Modify Walker so that users can specify one action to take at a node on the way down the tree and a separate action to take on the way up. (Hint: require users to specify Nodename_downward and/or Nodename_upward methods in their class, then use string concatenation to construct method names while traversing the tree.)

Aggregating across files

Create a command-line program called sniff.js that checks for style violations in any number of source files. The first command-line argument to sniff.js must be a JavaScript source file that exports a class derived from Walker called Check that implements the checks the user wants.

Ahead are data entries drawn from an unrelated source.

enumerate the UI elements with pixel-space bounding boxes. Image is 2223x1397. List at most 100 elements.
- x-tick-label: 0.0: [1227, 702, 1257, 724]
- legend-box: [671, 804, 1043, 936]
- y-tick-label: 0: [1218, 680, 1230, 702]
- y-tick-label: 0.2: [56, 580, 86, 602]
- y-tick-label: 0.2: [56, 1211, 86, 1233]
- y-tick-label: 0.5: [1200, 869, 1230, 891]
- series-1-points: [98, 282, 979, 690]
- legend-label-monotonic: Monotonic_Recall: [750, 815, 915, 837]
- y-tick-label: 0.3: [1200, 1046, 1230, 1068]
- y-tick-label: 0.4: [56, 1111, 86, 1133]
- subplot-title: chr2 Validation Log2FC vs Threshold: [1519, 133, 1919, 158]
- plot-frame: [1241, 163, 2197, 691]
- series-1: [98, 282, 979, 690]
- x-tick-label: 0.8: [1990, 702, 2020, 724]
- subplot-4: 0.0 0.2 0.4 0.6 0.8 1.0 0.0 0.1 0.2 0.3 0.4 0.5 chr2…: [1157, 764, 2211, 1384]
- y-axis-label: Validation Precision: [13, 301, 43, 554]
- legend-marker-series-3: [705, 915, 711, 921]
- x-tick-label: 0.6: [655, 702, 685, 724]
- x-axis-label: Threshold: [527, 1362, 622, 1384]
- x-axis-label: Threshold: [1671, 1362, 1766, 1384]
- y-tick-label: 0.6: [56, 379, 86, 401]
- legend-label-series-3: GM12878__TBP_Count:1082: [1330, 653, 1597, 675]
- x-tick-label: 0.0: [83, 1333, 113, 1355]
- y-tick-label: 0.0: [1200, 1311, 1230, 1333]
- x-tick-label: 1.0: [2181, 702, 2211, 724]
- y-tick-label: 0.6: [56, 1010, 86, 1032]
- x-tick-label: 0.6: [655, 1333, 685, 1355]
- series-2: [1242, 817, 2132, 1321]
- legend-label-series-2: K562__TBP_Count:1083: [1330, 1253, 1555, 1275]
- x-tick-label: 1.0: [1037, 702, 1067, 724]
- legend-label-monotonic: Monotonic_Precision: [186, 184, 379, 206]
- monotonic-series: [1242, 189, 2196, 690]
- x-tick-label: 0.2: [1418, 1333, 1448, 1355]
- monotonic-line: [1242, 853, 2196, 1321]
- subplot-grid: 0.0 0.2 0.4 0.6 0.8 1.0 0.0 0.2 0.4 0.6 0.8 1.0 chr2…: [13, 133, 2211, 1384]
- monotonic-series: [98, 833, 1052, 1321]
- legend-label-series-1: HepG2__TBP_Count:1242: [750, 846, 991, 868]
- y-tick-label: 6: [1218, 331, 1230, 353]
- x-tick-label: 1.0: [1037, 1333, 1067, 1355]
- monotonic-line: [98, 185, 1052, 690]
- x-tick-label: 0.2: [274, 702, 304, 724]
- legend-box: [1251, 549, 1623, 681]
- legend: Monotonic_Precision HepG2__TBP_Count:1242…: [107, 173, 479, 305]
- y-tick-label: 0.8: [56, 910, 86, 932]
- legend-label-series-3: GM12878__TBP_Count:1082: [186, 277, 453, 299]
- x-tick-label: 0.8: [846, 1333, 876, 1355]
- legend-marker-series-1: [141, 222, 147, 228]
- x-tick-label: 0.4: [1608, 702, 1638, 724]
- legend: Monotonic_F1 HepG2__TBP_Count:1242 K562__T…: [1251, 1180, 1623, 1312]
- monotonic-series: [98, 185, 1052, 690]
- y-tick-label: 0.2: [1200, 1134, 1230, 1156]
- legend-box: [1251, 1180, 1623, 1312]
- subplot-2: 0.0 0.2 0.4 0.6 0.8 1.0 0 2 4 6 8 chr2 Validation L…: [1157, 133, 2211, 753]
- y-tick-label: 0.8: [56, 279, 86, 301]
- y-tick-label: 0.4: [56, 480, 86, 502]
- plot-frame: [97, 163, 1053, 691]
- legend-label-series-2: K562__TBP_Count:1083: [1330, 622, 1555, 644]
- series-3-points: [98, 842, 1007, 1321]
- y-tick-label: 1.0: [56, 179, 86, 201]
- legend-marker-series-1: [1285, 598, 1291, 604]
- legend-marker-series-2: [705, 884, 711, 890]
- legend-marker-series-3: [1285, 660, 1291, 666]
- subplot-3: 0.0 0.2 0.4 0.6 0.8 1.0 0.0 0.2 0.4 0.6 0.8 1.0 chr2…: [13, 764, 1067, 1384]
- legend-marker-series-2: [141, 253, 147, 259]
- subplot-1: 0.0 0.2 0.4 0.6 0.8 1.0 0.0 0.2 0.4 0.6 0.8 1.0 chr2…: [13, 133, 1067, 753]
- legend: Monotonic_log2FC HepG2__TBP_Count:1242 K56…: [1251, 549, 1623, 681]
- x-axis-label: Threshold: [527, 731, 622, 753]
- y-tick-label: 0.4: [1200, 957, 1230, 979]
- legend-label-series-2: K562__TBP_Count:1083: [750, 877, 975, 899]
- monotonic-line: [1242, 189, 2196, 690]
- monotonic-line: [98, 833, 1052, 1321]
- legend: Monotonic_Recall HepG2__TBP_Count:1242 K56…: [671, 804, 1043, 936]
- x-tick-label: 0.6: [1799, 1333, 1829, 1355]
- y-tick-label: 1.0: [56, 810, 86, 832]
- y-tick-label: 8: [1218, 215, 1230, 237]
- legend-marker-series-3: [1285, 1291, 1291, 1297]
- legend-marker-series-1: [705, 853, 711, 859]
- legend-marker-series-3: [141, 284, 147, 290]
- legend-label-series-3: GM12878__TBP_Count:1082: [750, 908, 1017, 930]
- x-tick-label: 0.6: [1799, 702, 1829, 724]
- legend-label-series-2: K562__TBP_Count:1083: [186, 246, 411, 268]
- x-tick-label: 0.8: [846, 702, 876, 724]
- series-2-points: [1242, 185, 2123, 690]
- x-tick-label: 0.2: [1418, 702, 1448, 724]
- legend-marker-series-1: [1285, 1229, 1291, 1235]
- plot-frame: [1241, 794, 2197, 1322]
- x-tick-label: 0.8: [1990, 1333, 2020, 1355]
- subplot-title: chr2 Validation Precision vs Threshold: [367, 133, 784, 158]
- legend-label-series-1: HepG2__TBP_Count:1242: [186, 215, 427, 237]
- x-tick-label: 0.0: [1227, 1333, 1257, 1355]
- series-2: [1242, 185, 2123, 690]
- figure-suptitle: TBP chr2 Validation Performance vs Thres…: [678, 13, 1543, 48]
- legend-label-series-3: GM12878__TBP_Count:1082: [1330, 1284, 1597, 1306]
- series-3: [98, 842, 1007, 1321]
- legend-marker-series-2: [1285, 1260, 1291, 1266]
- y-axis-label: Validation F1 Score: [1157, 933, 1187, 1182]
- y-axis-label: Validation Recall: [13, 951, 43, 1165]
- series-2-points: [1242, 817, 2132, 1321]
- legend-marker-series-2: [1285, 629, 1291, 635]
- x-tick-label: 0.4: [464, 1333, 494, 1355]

The other command-line arguments must be the names of JavaScript source files to be checked:

node sniff.js my-check.js source-1.js source-2.js

Finding assertions

Write a program find-assertions.js that finds all calls to assert or assert.something and prints the assertion message (if any).

Finding a missing parameter

  1. Why doesn't the parameter x show up as a rule violation in the example where we check name lengths?

  2. Modify the example so that it does.

Finding nested indexes

Write a tool that finds places where nested indexing is used, i.e., where the program contains expression like arr[table[i]].

Dynamic lookup

  1. Write a function dynamicExecution that takes an object, the name of a method, and zero or more parameters as arguments and calls that method on that object:

    dynamicExecution(obj, 'meth', 1, 'a')
    // same as obj.meth(1, 'a')
    
  2. What doesn't this work for?

Generators and arrays

  1. Write a generator that takes a two-dimensional table represented as an array of arrays and returns the values in column-major order.

  2. Write another generator that takes a similar table and returns the values in row-major order.

Generators and identifiers

Rewrite the tool to check identifier lengths using a generator.